Further, a first dense connection and transition module M ₁ Second dense connection and transition module M ₂ Third dense connection and transition module M ₃ Fourth dense connectionConnection and transition module M ₄ The structures of the two are the same, and each of the two comprises a cascade dense connection unit and a transition module unit, please refer to fig. 3 and fig. 4, fig. 3 is a schematic structural diagram of the dense connection unit provided by the embodiment of the invention; fig. 4 is a schematic structural diagram of a transition unit according to an embodiment of the present invention. The dense connection unit comprises four subunits connected in series, each subunit comprises a batch normalization layer, an activation function layer, a convolution layer and a splicing layer, the input and the output of the former subunit are spliced to be used as the input of the latter subunit, and the input and the output of the last subunit are spliced to be used as the output of the dense connection unit; the transition unit comprises a batch normalization layer, an activation function layer, a convolution layer and a pooling window which are sequentially connected.

In this embodiment, the input of the feature extraction module isNamely, the input, output and parameter setting and relation of each layer of SAR pictures to be classified are as follows:

first convolution layer CO ₁ Its convolution kernel K ¹ The window size of (2) is 3 x 3, the sliding step S ¹ 1 for outputting 1 feature mapThis layer is referred to as first normalization layer B ₁ Is input to the computer; first normalization layer B ₁ The normalization mode is->(wherein x is a batch of feature maps input by the batch normalization layer, mu is the average value of all elements at the corresponding positions of the batch of feature maps, sigma ² For the variance of all elements of the corresponding positions of the set of feature maps, ε is a particularly small number, preventing denominator from being 0), for outputting 32 feature maps +.>The layer is used as a first activation function layer R ₁ Is input to the computer; first activation function layer R ₁ The activation function is ReLU function, which is used for outputting 32 weight characteristic graphs +.>As a second convolution layer CO ₂ Is input to the computer; second convolution layer CO ₂ Its convolution kernel K ² The window size of (2) is 3 x 3, the sliding step S ² 1 for outputting 32 feature maps +.>This layer is referred to as second normalization layer B ₂ Is input to the computer; second normalization layer B ₂ The normalization mode is->For outputting 32 feature maps->The layer is used as a second activation function layer R ₂ Is input to the computer; second activation function layer R ₂ The activation function is a ReLU function for outputting 32 weight feature graphsAs a first dense connection and transition module M ₁ Is input to the computer.

First dense connection and transition module M ₁ The method comprises the step of cascading a dense connection unit and a transition unit, wherein the dense connection unit comprises four subunits connected in series, each subunit comprises a batch normalization layer, an activation function layer, a convolution layer with the convolution kernel size of 3 multiplied by 6 and the step length of 1 and a splicing layer, the input and the output of the former subunit are used as the input of the latter subunit after being spliced by the splicing layer, and the input and the output of the last subunit are used as the output of the dense connection unit after being spliced.
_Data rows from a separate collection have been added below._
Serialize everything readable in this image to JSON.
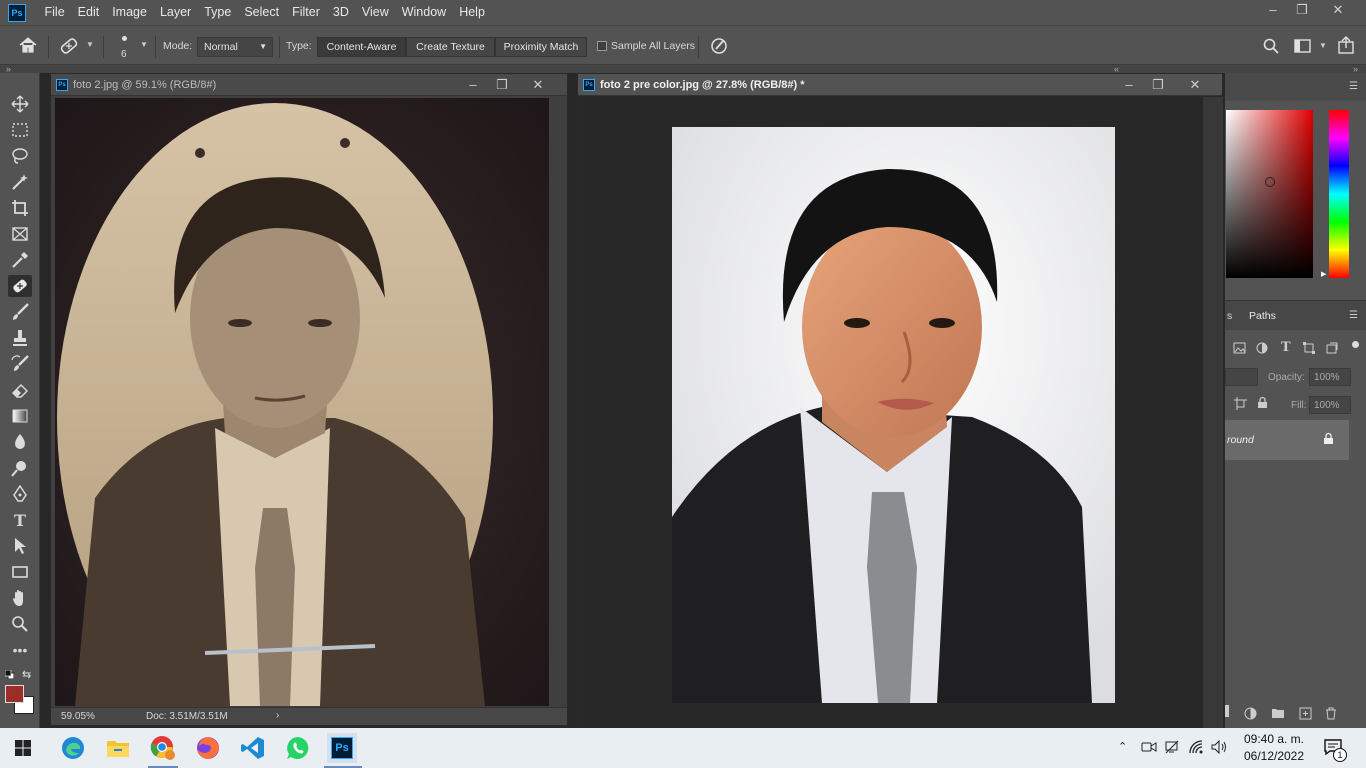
{
  "app": {
    "logo": "Ps",
    "menu": [
      "File",
      "Edit",
      "Image",
      "Layer",
      "Type",
      "Select",
      "Filter",
      "3D",
      "View",
      "Window",
      "Help"
    ],
    "window_controls": [
      "–",
      "❐",
      "✕"
    ]
  },
  "options_bar": {
    "brush_size": "6",
    "mode_label": "Mode:",
    "mode_value": "Normal",
    "type_label": "Type:",
    "type_options": [
      "Content-Aware",
      "Create Texture",
      "Proximity Match"
    ],
    "sample_all_layers": "Sample All Layers"
  },
  "documents": [
    {
      "title": "foto 2.jpg @ 59.1% (RGB/8#)",
      "zoom": "59.05%",
      "doc_size": "Doc: 3.51M/3.51M"
    },
    {
      "title": "foto 2 pre color.jpg @ 27.8% (RGB/8#) *"
    }
  ],
  "panels": {
    "paths_tab": "Paths",
    "tab_fragment": "s",
    "opacity_label": "Opacity:",
    "opacity_value": "100%",
    "fill_label": "Fill:",
    "fill_value": "100%",
    "layer_name": "round"
  },
  "colors": {
    "foreground": "#9a2f2a",
    "background": "#ffffff",
    "accent": "#31a8ff"
  },
  "taskbar": {
    "time": "09:40 a. m.",
    "date": "06/12/2022",
    "notification_count": "1"
  }
}
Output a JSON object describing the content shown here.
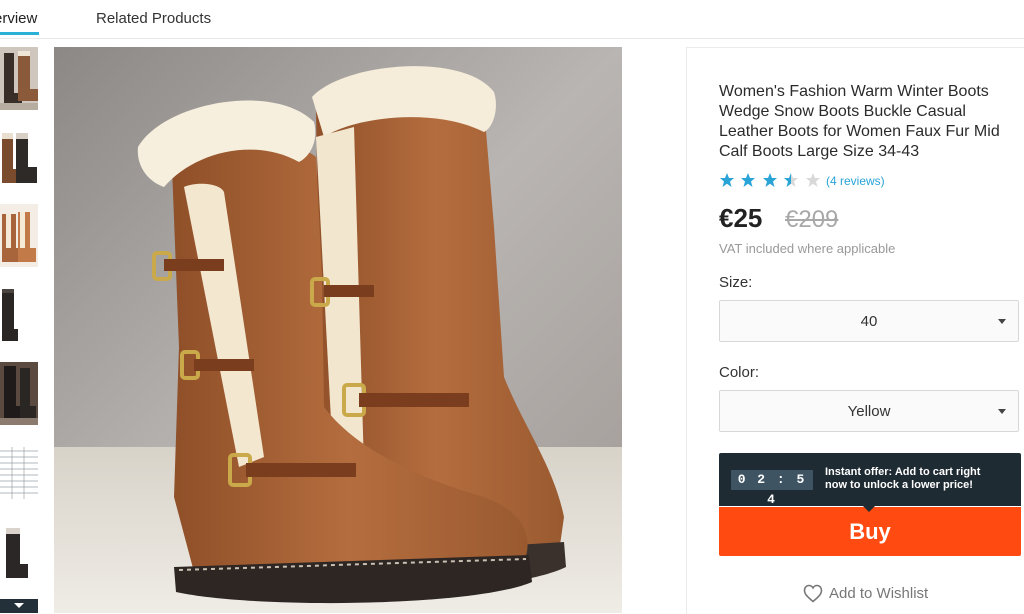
{
  "tabs": [
    {
      "label": "Overview",
      "visible_label": "erview",
      "active": true
    },
    {
      "label": "Related Products",
      "active": false
    }
  ],
  "thumbnails": [
    {
      "icon": "boots-thumbnail"
    },
    {
      "icon": "boots-thumbnail"
    },
    {
      "icon": "boots-thumbnail"
    },
    {
      "icon": "boots-thumbnail"
    },
    {
      "icon": "boots-thumbnail"
    },
    {
      "icon": "size-chart-thumbnail"
    },
    {
      "icon": "boots-thumbnail"
    }
  ],
  "main_image": {
    "icon": "brown-fur-lined-winter-boots-image"
  },
  "product": {
    "title": "Women's Fashion Warm Winter Boots Wedge Snow Boots Buckle Casual Leather Boots for Women Faux Fur Mid Calf Boots Large Size 34-43",
    "rating": 3.5,
    "rating_max": 5,
    "reviews_link": "(4 reviews)",
    "price": "€25",
    "old_price": "€209",
    "vat_note": "VAT included where applicable",
    "size_label": "Size:",
    "size_value": "40",
    "color_label": "Color:",
    "color_value": "Yellow",
    "timer": "02:54",
    "offer_text": "Instant offer: Add to cart right now to unlock a lower price!",
    "buy_label": "Buy",
    "wishlist_label": "Add to Wishlist"
  },
  "colors": {
    "accent": "#2bb0d8",
    "buy": "#ff4a12",
    "offer_bg": "#1f2b33",
    "timer_bg": "#3e5462",
    "star": "#2aa3d6",
    "star_empty": "#d9d9d9"
  }
}
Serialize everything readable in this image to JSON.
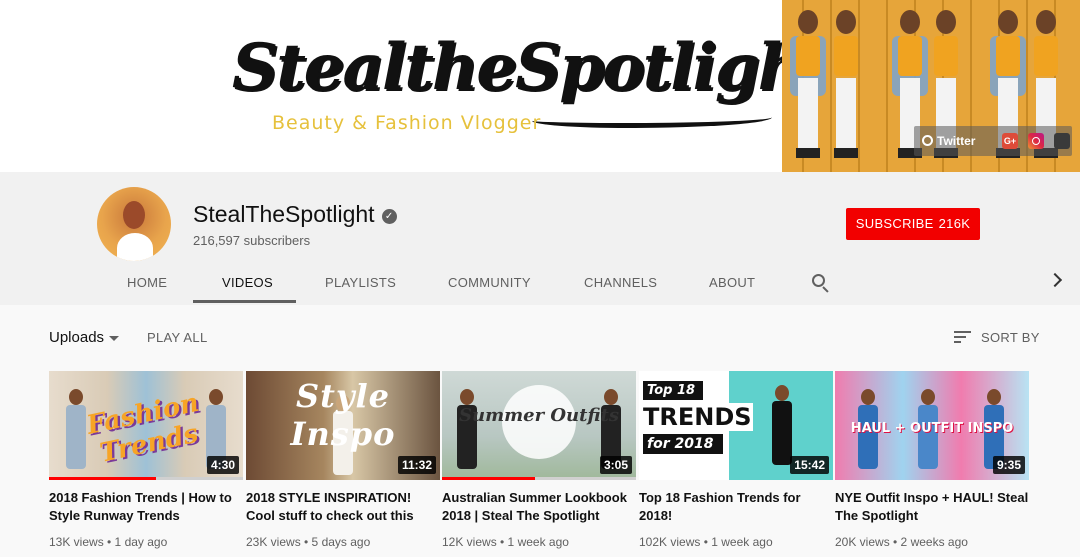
{
  "banner": {
    "logo_text": "StealtheSpotlight",
    "tagline": "Beauty & Fashion Vlogger",
    "links": {
      "twitter": "Twitter",
      "gplus": "G+"
    }
  },
  "channel": {
    "name": "StealTheSpotlight",
    "subscribers": "216,597 subscribers",
    "subscribe_label": "SUBSCRIBE",
    "subscribe_count": "216K"
  },
  "tabs": [
    "HOME",
    "VIDEOS",
    "PLAYLISTS",
    "COMMUNITY",
    "CHANNELS",
    "ABOUT"
  ],
  "toolbar": {
    "uploads_label": "Uploads",
    "play_all": "PLAY ALL",
    "sort_by": "SORT BY"
  },
  "thumbs": {
    "t1": "Fashion Trends",
    "t2": "Style Inspo",
    "t3": "Summer Outfits",
    "t4_line1": "Top 18",
    "t4_line2": "TRENDS",
    "t4_line3": "for 2018",
    "t5": "HAUL + OUTFIT INSPO"
  },
  "videos": [
    {
      "title": "2018 Fashion Trends | How to Style Runway Trends",
      "meta": "13K views • 1 day ago",
      "duration": "4:30",
      "watched": 0.55
    },
    {
      "title": "2018 STYLE INSPIRATION! Cool stuff to check out this",
      "meta": "23K views • 5 days ago",
      "duration": "11:32",
      "watched": 0
    },
    {
      "title": "Australian Summer Lookbook 2018 | Steal The Spotlight",
      "meta": "12K views • 1 week ago",
      "duration": "3:05",
      "watched": 0.48
    },
    {
      "title": "Top 18 Fashion Trends for 2018!",
      "meta": "102K views • 1 week ago",
      "duration": "15:42",
      "watched": 0
    },
    {
      "title": "NYE Outfit Inspo + HAUL! Steal The Spotlight",
      "meta": "20K views • 2 weeks ago",
      "duration": "9:35",
      "watched": 0
    }
  ],
  "colors": {
    "subscribe": "#f20000",
    "progress": "#ff0000",
    "tagline": "#e6c13c"
  }
}
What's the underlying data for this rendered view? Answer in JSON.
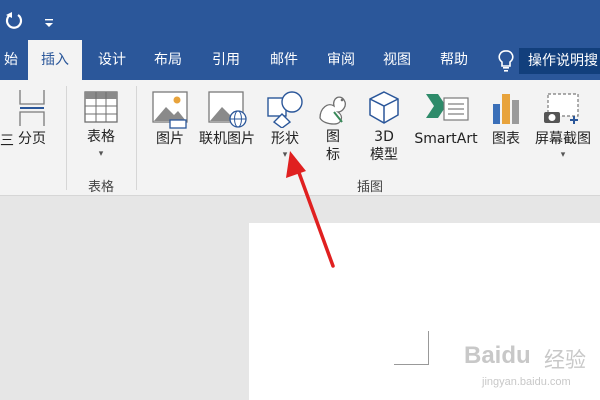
{
  "colors": {
    "brand": "#2b579a",
    "ribbon": "#f3f3f3",
    "arrow": "#e02020"
  },
  "titlebar": {
    "undo_icon": "undo-icon",
    "qat_glyph": "▾"
  },
  "tabs": [
    {
      "label": "始"
    },
    {
      "label": "插入",
      "active": true
    },
    {
      "label": "设计"
    },
    {
      "label": "布局"
    },
    {
      "label": "引用"
    },
    {
      "label": "邮件"
    },
    {
      "label": "审阅"
    },
    {
      "label": "视图"
    },
    {
      "label": "帮助"
    }
  ],
  "tell_me": {
    "icon": "lightbulb-icon",
    "text": "操作说明搜"
  },
  "ribbon": {
    "pages_group": {
      "page_break_label": "分页",
      "left_edge_label": "三"
    },
    "table_group": {
      "table_label": "表格",
      "group_label": "表格"
    },
    "illustrations": {
      "picture_label": "图片",
      "online_picture_label": "联机图片",
      "shapes_label": "形状",
      "icons_label_line1": "图",
      "icons_label_line2": "标",
      "model3d_line1": "3D",
      "model3d_line2": "模型",
      "smartart_label": "SmartArt",
      "chart_label": "图表",
      "screenshot_label": "屏幕截图",
      "group_label": "插图"
    },
    "dropdown_caret": "▾"
  },
  "watermark": {
    "brand": "Baidu",
    "cn": "经验",
    "url": "jingyan.baidu.com"
  }
}
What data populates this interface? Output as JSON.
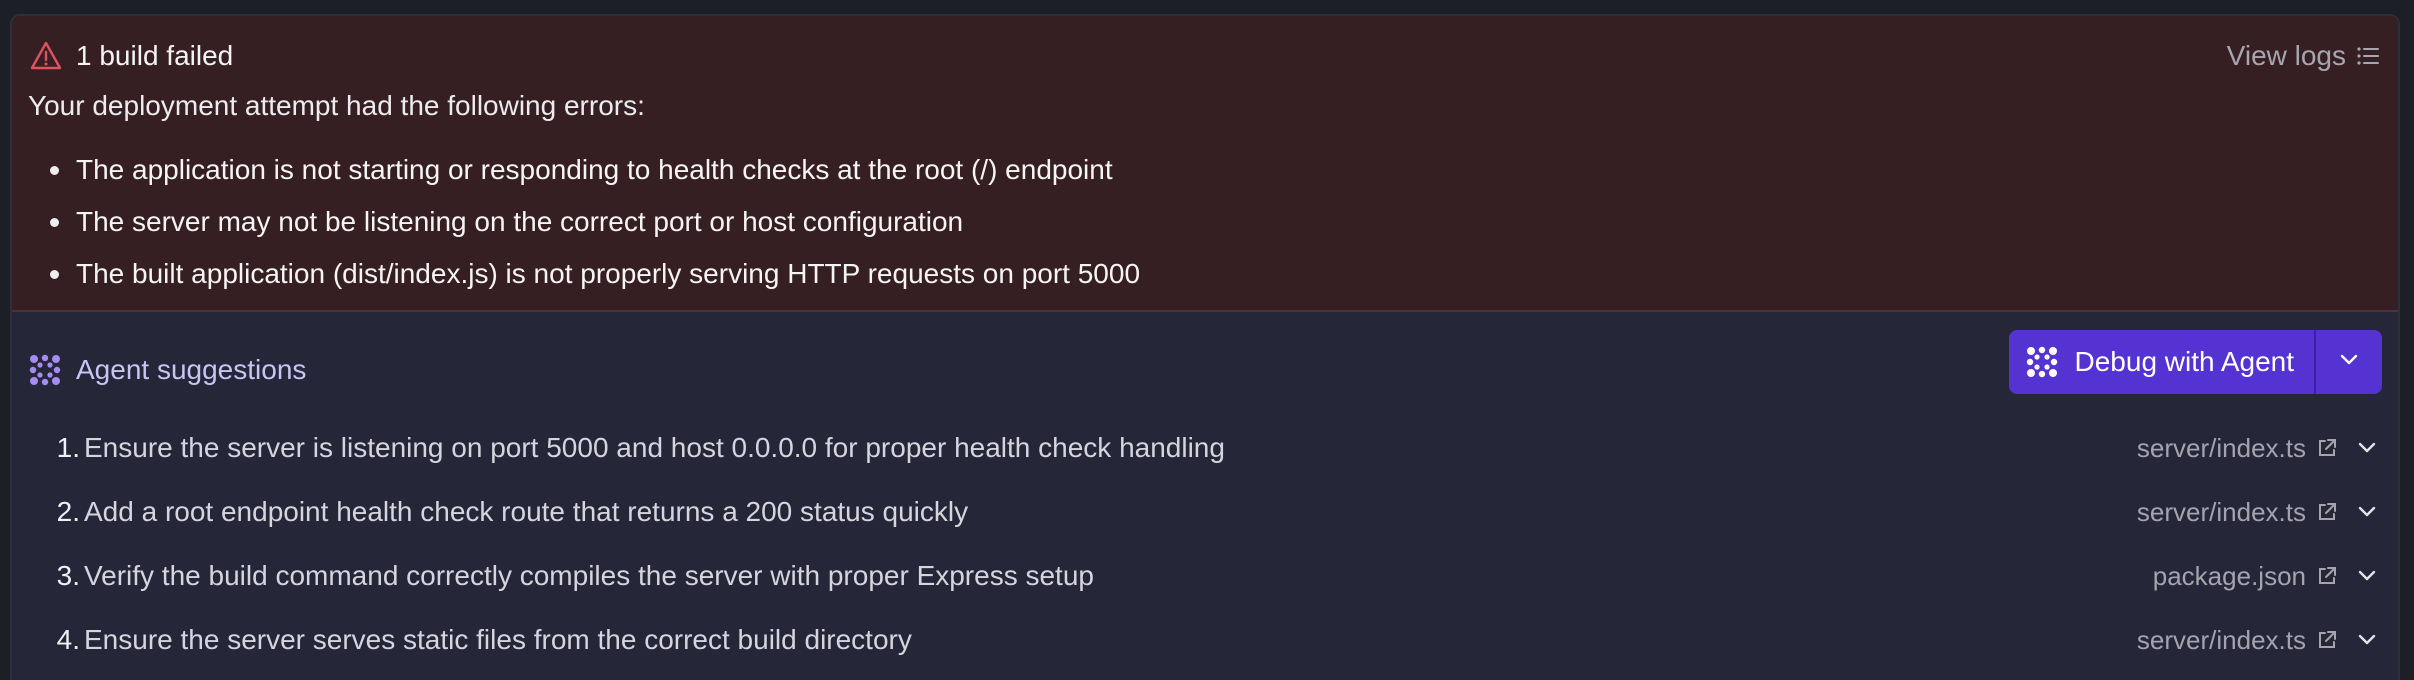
{
  "error": {
    "title": "1 build failed",
    "view_logs": "View logs",
    "intro": "Your deployment attempt had the following errors:",
    "items": [
      "The application is not starting or responding to health checks at the root (/) endpoint",
      "The server may not be listening on the correct port or host configuration",
      "The built application (dist/index.js) is not properly serving HTTP requests on port 5000"
    ],
    "icon": "warning-triangle-icon",
    "color": "#e0525e"
  },
  "agent": {
    "title": "Agent suggestions",
    "debug_label": "Debug with Agent",
    "accent": "#5532d2",
    "suggestions": [
      {
        "num": "1.",
        "text": "Ensure the server is listening on port 5000 and host 0.0.0.0 for proper health check handling",
        "file": "server/index.ts"
      },
      {
        "num": "2.",
        "text": "Add a root endpoint health check route that returns a 200 status quickly",
        "file": "server/index.ts"
      },
      {
        "num": "3.",
        "text": "Verify the build command correctly compiles the server with proper Express setup",
        "file": "package.json"
      },
      {
        "num": "4.",
        "text": "Ensure the server serves static files from the correct build directory",
        "file": "server/index.ts"
      }
    ]
  }
}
The transition unit comprises a batch normalization layer, an activation function layer and a convolution layer with the convolution kernel size of 3 multiplied by 56 and the step length of 1 which are connected in sequenceAnd a pooling window. The first dense connection and transition module M ₁ For outputting 56 feature mapsThis layer serves as a second dense connection and transition module M ₂ Is input to the computer.

Second dense connection and transition module M ₂ The method comprises the steps of cascading a dense connection unit and a transition unit, wherein the dense connection unit comprises four subunits connected in series, each subunit comprises a batch normalization layer, an activation function layer, a convolution layer with the convolution kernel size of 3 multiplied by 12 and the step length of 1 and a splicing layer connected in series, and the transition unit comprises a batch normalization layer, an activation function layer, a convolution operation with the convolution kernel size of 3 multiplied by 104 and the step length of 1 and a pooling window connected in series. The second dense connection and transition module M ₂ For outputting 104 feature mapsThe layer serves as a third dense connection and transition module M ₃ Is input to the computer.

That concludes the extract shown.